I found many images online of Ganesh, and decided one night to try to draw one with colored pencils.
I was quite happy with the whole thing, and surprised that I could draw a lotus flower at all, so I did my usual "environment", as Shiloh calls it. I chose a very few colors and made intuitive strokes of paint on a 16x20 canvas until I was happy with it.
I do so love purple and green and blue!
With great fear and trembling (about my skills or lack thereof) I did an outline of the main areas with a light yellow, using a wet paper towel to erase things that looked wonky until I was satisfied.
Then I began to fill in a few things
I didn't take enough pictures along the way, so the next picture is where I stopped.
I loved loved loved his skin color, and the folds in his trousers and his hands that held his symbols, and OH his eyes! I won't touch them. I won't solidify his ears either because I love that shell-like quality of the pink and white. I even like that effect on one of his right hands where I had intended to paint a symbol, a spiral or something. But I love the streakiness of it and I'm leaving it alone. I'm leaving the background alone too because I like the mood it puts me in.
But that lotus.....aargh. I dont' know how it went from "wow! I drew a lotus flower!" to "Is he sitting on a pile of frayed carpet remnants?" I want to attack that again, but I'm not sure how to fix it. He sat down deeper in the flower in my sketch, but I can't change his legs now.
ANY suggestions would be greatly appreciated.
I don't understand how things change so much when they go from sketch to paint. He looks more dignified in my sketch, and more plump and friendly in my painting.
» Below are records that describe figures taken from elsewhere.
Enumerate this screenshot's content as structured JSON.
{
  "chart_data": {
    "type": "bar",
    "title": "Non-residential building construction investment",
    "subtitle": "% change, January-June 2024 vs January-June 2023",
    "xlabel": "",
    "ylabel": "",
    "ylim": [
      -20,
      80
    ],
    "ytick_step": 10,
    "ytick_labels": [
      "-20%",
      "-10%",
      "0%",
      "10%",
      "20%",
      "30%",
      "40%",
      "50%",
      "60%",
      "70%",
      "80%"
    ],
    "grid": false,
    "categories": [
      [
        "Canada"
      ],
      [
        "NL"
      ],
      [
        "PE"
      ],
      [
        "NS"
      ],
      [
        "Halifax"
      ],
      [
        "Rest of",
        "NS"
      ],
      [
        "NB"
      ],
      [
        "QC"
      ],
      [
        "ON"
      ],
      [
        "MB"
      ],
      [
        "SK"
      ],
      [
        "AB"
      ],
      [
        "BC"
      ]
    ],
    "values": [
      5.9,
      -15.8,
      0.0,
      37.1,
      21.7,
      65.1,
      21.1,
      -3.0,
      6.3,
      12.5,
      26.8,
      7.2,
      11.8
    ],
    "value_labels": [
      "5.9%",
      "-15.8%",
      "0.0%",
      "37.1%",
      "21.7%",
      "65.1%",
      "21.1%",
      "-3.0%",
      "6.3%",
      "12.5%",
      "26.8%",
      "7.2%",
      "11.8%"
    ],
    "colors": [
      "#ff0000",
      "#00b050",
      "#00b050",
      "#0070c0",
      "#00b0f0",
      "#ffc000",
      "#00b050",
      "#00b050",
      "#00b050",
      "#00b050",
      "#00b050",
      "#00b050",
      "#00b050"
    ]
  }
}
Maybe that's just what I needed when I painted him last year.
Plump and friendly.
Like me at the moment.
About yesterday's post - I guess I should be grateful I didn't get a huge religious discussion, eh? My point was not that people who believe in the standard form of G-d are eedjits. (by the way, spelling the word with the o missing is the Jewish way of not using G-d's name in vain. A way of honoring the word, not erasing it)
My point was a meandering post about the workings of my mind that took me from being furious over things that don't affect me....to NOTICING the anger....to deciding to let it go this year. Anger and judgement both. Yom Kippur, and the approach of that long, foodless day full of soul inspiring music, always makes something come to the front of my mind that I need to work on to become a marginally better person.
I do prefer to hear the phrase "my higher power" than to hear an obviously Christian phrase in a supposedly secular program, but I'm working on "principles, not personalities". Even the supernatural personalities.
And as for "submission", too many of the people in programs I've attended, including me, have been in real danger from submitting to their situation. I firmly believe G-d, in whatever form, wants us to get out of danger, not submit to it.
Ganesh, by the way, is the god who people turn to to get rid of obstacles. Obstacles to whatever it is you're trying to have, and maybe obstacles like abusers. He sweeps his mighty trunk and you can be on your way to a better life!
Notice how much more dignified Ganesh can be. After taking this picture, I decided that my version of Ganesh needed to be far far away from the sculpted version.
I hung an image of Sarasvati that was given to me by a Tibetan instead.
MUCH better! And dang it all to heck, LOOK at that lotus she's sitting on. I need to sketch a few lotus flowers and see if someday I can give my Ganesh a better flower to sit on.
What kind of hippie flower child am I that I can't draw a lotus flower???